On his death in 1870, the Victorian author, Charles Dickens (1812-1870), left a legacy of shorthand manuscripts which slowly dispersed into libraries, archives and private collections around the world. Not all of them were deciphered and they have remained the only known manuscripts written by Dickens which have never been read. At least until now.
The Dickens Code project (2021-2023) was set up with the aim of decoding Dickens’s undeciphered shorthand writing. Funded by the Arts and Humanities Research Council, UKRI, the project involved collaboration with members of the public known as the ‘Dickens Decoders’ and an interdisciplinary network of academics with expertise in writing systems, forensic linguistics, digital humanities, informatics and Dickens studies. This research was made possible through partnerships with international museums and libraries holding fascinating collections related to Dickens’s shorthand – the Charles Dickens Museum and Victoria and Albert Museum in London, the University of Manchester’s John Rylands Research Institute and Library, the Free Library of Philadelphia, and the Morgan Library and Museum in New York – as well as the Dickens Project Consortium.
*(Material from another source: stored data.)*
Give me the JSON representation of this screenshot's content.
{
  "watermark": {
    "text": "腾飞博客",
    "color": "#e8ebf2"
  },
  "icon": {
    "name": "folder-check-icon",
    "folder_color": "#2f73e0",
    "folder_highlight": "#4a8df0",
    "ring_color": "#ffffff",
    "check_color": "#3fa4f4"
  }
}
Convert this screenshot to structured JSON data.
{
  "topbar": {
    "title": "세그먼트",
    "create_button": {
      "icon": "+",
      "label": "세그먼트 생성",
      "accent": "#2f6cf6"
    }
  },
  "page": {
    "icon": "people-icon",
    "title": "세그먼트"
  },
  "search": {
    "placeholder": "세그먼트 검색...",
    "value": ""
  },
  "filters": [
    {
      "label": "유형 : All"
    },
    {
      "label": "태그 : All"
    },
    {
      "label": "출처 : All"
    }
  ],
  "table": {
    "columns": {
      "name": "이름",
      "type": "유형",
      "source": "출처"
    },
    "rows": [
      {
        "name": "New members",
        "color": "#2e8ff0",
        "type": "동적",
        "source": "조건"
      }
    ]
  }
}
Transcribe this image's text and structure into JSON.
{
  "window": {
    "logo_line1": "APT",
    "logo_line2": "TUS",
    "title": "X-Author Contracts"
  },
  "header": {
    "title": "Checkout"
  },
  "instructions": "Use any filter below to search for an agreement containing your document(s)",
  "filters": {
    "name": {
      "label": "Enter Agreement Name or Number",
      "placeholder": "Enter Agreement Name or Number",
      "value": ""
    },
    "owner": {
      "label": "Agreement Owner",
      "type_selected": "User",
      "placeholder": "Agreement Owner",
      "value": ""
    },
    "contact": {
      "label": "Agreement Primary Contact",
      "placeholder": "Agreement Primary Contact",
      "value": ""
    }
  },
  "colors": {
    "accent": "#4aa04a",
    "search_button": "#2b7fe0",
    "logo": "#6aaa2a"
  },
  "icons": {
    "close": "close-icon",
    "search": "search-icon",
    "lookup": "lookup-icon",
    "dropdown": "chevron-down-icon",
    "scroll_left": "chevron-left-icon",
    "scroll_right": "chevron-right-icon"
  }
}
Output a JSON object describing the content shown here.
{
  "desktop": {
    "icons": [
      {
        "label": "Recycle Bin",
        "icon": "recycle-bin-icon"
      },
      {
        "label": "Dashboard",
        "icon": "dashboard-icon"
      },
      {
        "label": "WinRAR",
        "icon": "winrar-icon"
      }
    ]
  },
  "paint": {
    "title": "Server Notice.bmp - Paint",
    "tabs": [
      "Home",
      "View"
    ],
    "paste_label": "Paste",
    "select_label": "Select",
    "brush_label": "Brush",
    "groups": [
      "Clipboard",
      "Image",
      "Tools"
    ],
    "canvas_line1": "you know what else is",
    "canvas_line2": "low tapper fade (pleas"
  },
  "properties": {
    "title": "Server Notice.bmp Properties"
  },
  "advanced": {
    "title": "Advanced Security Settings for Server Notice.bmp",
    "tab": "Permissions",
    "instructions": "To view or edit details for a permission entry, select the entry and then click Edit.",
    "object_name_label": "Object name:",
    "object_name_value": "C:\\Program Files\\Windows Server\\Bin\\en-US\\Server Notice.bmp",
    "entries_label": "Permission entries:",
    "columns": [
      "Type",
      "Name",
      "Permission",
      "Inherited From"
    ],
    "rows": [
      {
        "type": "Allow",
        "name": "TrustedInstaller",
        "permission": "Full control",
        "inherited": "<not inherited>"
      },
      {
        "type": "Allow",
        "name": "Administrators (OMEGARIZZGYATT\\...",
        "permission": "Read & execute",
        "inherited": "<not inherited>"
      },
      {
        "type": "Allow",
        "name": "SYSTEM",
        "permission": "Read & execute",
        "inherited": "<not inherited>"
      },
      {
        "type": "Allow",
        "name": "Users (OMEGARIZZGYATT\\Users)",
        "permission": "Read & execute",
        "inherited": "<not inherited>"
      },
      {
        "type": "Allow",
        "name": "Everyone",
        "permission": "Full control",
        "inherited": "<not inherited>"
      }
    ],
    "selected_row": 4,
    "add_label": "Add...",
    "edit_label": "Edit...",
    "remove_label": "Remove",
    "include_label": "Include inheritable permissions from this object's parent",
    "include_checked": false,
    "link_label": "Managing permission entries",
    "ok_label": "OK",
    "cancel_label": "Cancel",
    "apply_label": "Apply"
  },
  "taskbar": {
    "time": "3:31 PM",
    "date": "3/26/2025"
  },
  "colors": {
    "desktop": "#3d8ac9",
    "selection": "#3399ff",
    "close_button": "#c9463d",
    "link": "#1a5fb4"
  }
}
Thanks to the efforts of all involved, eight previously undeciphered pieces from the shorthand notebooks at the Free Library of Philadelphia and a shorthand letter at the Morgan Library have been transcribed for the first time in more than 150 years. You can find out more and access the transcripts here.
We have also gained a better understanding of how Dickens used shorthand and its part in his life and work. Our online exhibition, hosted by the University of Leicester’s Special Collections department, explores this essential but little-known aspect of Dickens’s career.